Joint tuberculosis is a rare form of infection among the causes of musculoskeletal and extrapulmonary tuberculosis. Diagnosis and treatment can be complicated, especially in elderly patients. The case we present is evidence of this.
This was the case of an 82-year-old woman with a history of myasthenia gravis treated with 10 mg of prednisone and pyridostigmine who underwent bilateral hip replacement surgery in 2018 (due to avascular necrosis) and 2020.
She initially consulted due to constitutional syndrome with weight loss of 10 kg in a year, along with low back pain and a two-month history of disabling bilateral coxalgia. Initial blood tests revealed slightly elevated LDH levels of 284 U/l, haemoglobin of 10.3 g/dl with normal mean corpuscular volume and C-reactive protein of 146 mg/dl. A chest X-ray was performed, which revealed a bilateral miliary pattern, as well as a Mantoux test, which was negative. On admission, the general condition of the patient was good, despite exhibiting a low-grade fever of 37.3°C. With one of the initial diagnostic suspicions being giant cell arteritis/polymyalgia rheumatica, a positron emission tomography-computed tomography (PET-CT) scan was first requested (Fig. 1), which revealed pathological uptake suggestive of granulomatous involvement (lymphadenopathy in multiple territories, lung with miliary pattern, lumbar vertebrae and both hips).
Since the Mantoux test can produce false negatives in multiple scenarios, some of which were present in our case (disseminated tuberculosis, chronic treatment with corticosteroids, or old age), an interferon gamma release assay (IGRA) test, smear microscopies and PCR were requested on Mycobacterium tuberculosis-complex in sputum, all three being positive (our microbiology laboratory did not inform us about the quantification of the smear microscopy). Subsequently, a hip puncture was performed, obtaining positive joint fluid smear microscopies, confirmed with culture, as well as in sputum, leading to the diagnosis of miliary tuberculosis with pulmonary, lymph node and osteoarticular involvement. To complete the study, HIV serology was requested and was negative. We did not obtain data on previous vaccination against tuberculosis. A study of resistance to tuberculostatics was carried out, with susceptibility to all first-line drugs. Treatment was started with isoniazid, rifampicin, pyrazinamide and ethambutol, which had to be discontinued due to gastrointestinal and hepatic toxicity, finally carrying out induction treatment for two months with isoniazid, ethambutol, linezolid and levofloxacin, subsequently continuing with isoniazid and ethambutol.

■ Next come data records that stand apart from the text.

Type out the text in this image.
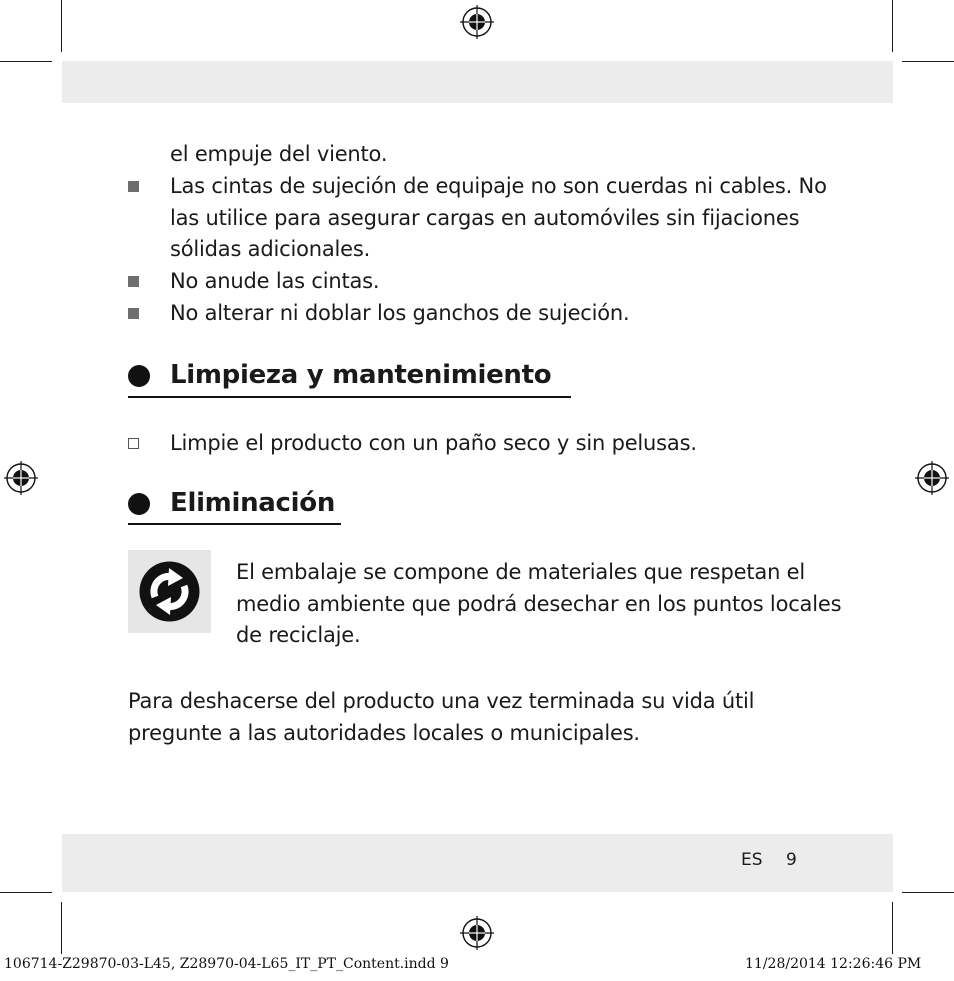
el empuje del viento.
Las cintas de sujeción de equipaje no son cuerdas ni cables. No
las utilice para asegurar cargas en automóviles sin fijaciones
sólidas adicionales.
No anude las cintas.
No alterar ni doblar los ganchos de sujeción.
Limpieza y mantenimiento
Limpie el producto con un paño seco y sin pelusas.
Eliminación
El embalaje se compone de materiales que respetan el
medio ambiente que podrá desechar en los puntos locales
de reciclaje.
Para deshacerse del producto una vez terminada su vida útil
pregunte a las autoridades locales o municipales.
ES 9
106714-Z29870-03-L45, Z28970-04-L65_IT_PT_Content.indd 9	11/28/2014 12:26:46 PM
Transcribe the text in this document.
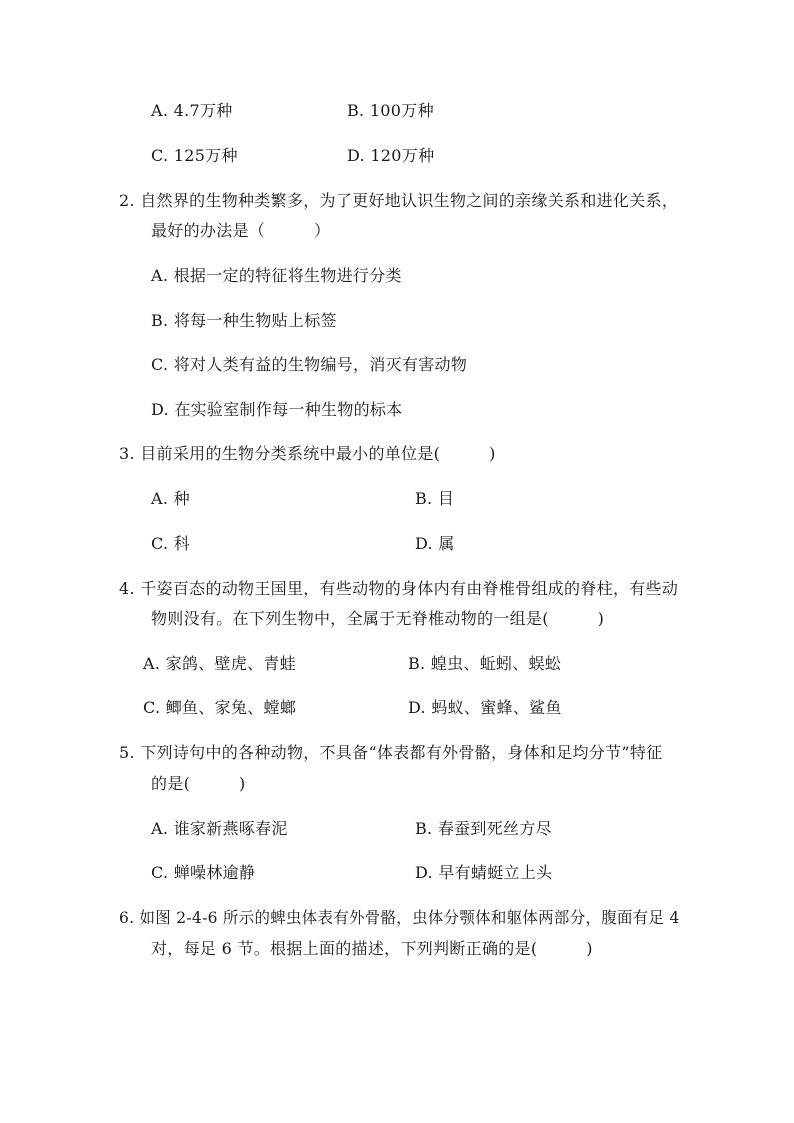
A. 4.7万种	B. 100万种
C. 125万种	D. 120万种
2. 自然界的生物种类繁多，为了更好地认识生物之间的亲缘关系和进化关系，
最好的办法是（　　　）
A. 根据一定的特征将生物进行分类
B. 将每一种生物贴上标签
C. 将对人类有益的生物编号，消灭有害动物
D. 在实验室制作每一种生物的标本
3. 目前采用的生物分类系统中最小的单位是(　　　)
A. 种	B. 目
C. 科	D. 属
4. 千姿百态的动物王国里，有些动物的身体内有由脊椎骨组成的脊柱，有些动
物则没有。在下列生物中，全属于无脊椎动物的一组是(　　　)
A. 家鸽、壁虎、青蛙	B. 蝗虫、蚯蚓、蜈蚣
C. 鲫鱼、家兔、螳螂	D. 蚂蚁、蜜蜂、鲨鱼
5. 下列诗句中的各种动物，不具备“体表都有外骨骼，身体和足均分节”特征
的是(　　　)
A. 谁家新燕啄春泥	B. 春蚕到死丝方尽
C. 蝉噪林逾静	D. 早有蜻蜓立上头
6. 如图 2-4-6 所示的蜱虫体表有外骨骼，虫体分颚体和躯体两部分，腹面有足 4
对，每足 6 节。根据上面的描述，下列判断正确的是(　　　)
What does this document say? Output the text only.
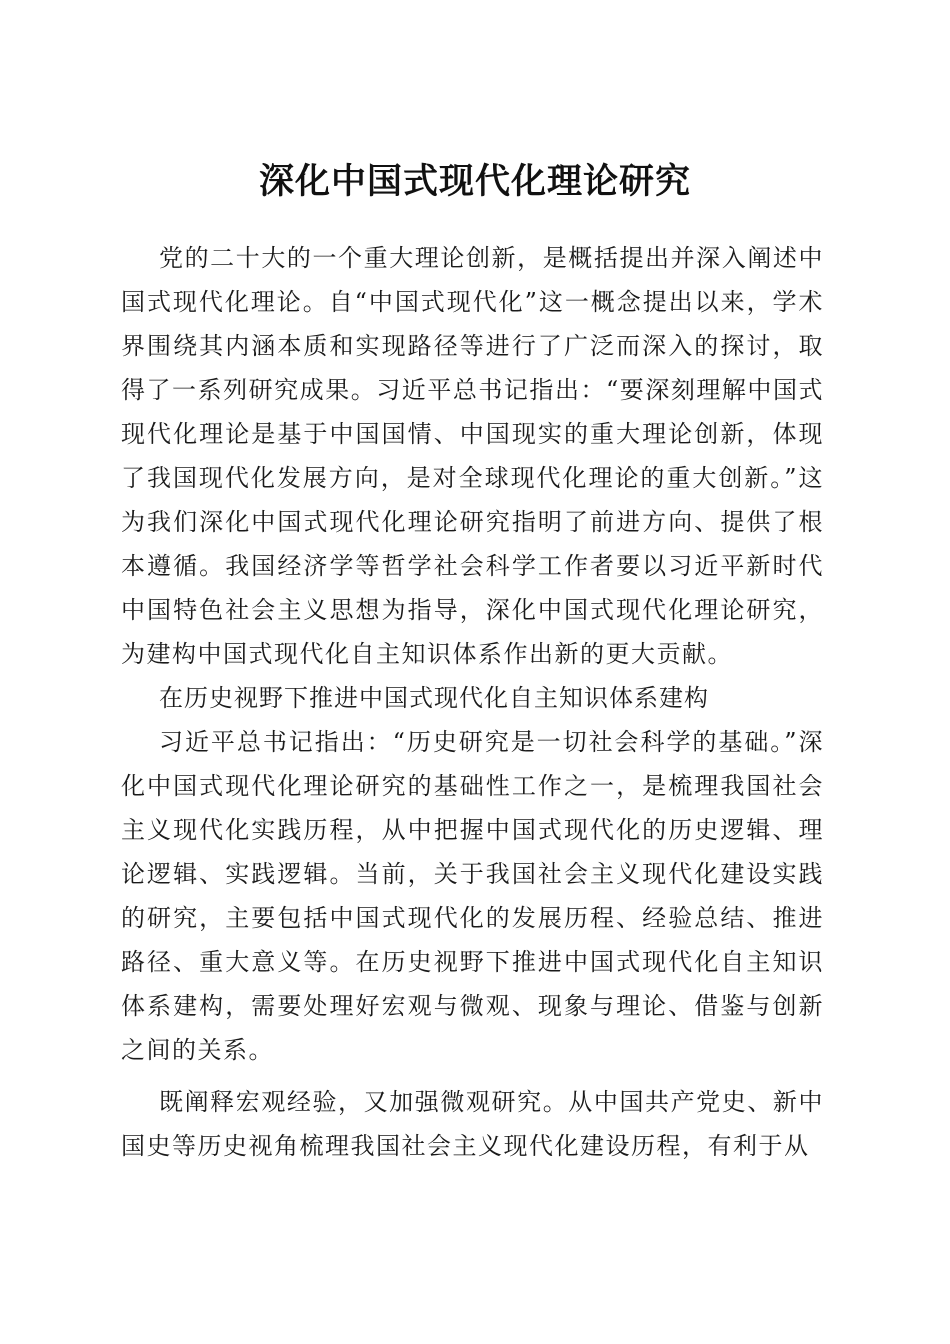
深化中国式现代化理论研究

党的二十大的一个重大理论创新，是概括提出并深入阐述中国式现代化理论。自“中国式现代化”这一概念提出以来，学术界围绕其内涵本质和实现路径等进行了广泛而深入的探讨，取得了一系列研究成果。习近平总书记指出：“要深刻理解中国式现代化理论是基于中国国情、中国现实的重大理论创新，体现了我国现代化发展方向，是对全球现代化理论的重大创新。”这为我们深化中国式现代化理论研究指明了前进方向、提供了根本遵循。我国经济学等哲学社会科学工作者要以习近平新时代中国特色社会主义思想为指导，深化中国式现代化理论研究，为建构中国式现代化自主知识体系作出新的更大贡献。

在历史视野下推进中国式现代化自主知识体系建构

习近平总书记指出：“历史研究是一切社会科学的基础。”深化中国式现代化理论研究的基础性工作之一，是梳理我国社会主义现代化实践历程，从中把握中国式现代化的历史逻辑、理论逻辑、实践逻辑。当前，关于我国社会主义现代化建设实践的研究，主要包括中国式现代化的发展历程、经验总结、推进路径、重大意义等。在历史视野下推进中国式现代化自主知识体系建构，需要处理好宏观与微观、现象与理论、借鉴与创新之间的关系。

既阐释宏观经验，又加强微观研究。从中国共产党史、新中国史等历史视角梳理我国社会主义现代化建设历程，有利于从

One month after the start of medical treatment, resolution of the fluid collection of the left iliacus muscle was confirmed by computerised axial tomography (CT). Three months later, a chest X-ray was performed, with disappearance of the pulmonary miliary pattern. The smear microscopies and the sputum culture for mycobacteria were repeated, all of which were negative, and cure was confirmed after completing the induction treatment.
Musculoskeletal tuberculosis occurs in 10%–35% of cases of extrapulmonary tuberculosis.1 Active disease can develop immediately after contagion, or, more commonly, as reactivation. Risk factors are immunodeficiencies and multiple comorbidities, especially the use of corticosteroids and immunomodulators. The route to infection of the bone is normally haematogenous, although cases of contiguous infection have also been described, via the lymphatic system or by percutaneous inoculation, as occurs in joint prosthesis surgery and osteosynthesis.2
When tuberculosis infects prosthetic joints, it typically manifests with pain, synovitis and occasionally drainage from the affected joint. Latent infections can lead to the formation of abscesses, or to a constitutional syndrome with anorexia, weight loss, asthenia and night sweats, as in our case.
For diagnosis, elevation of acute phase reactants, CT, nuclear magnetic resonance or the increasingly used PET-CT can be helpful. Definitive diagnosis will be by culturing the biopsy in mycobacterial media and identifying acid-and alcohol-fast bacilli in smear microscopy.3
Neither the best therapeutic pharmacological regimen nor its duration for this form of tuberculosis have been clearly established, since it is such a rare entity. Surgical management for infections of joint prostheses is hotly debated, since the ability to adhere and form biofilm is lower than that of other bacteria that cause infections of this type.4
This case is of interest due to its rarity, since it is a tuberculosis infection on a hip joint prosthesis, for which our patient had also undergone surgery shortly before the onset of the clinical signs and symptoms. In the literature, the description of this type of infection is limited to very small case series, with the largest of them having 13 patients.4
The most common and probable aetiopathogenic mechanism is the reactivation of a latent tuberculosis infection or post-primary tuberculosis with haematogenous spread to the joints and lymph nodes in relation to immunosuppression by corticosteroids. However, trauma surgery could have been the cause of the local reactivation of tuberculosis due to the rupture of granulomas with subsequent dissemination to the lung.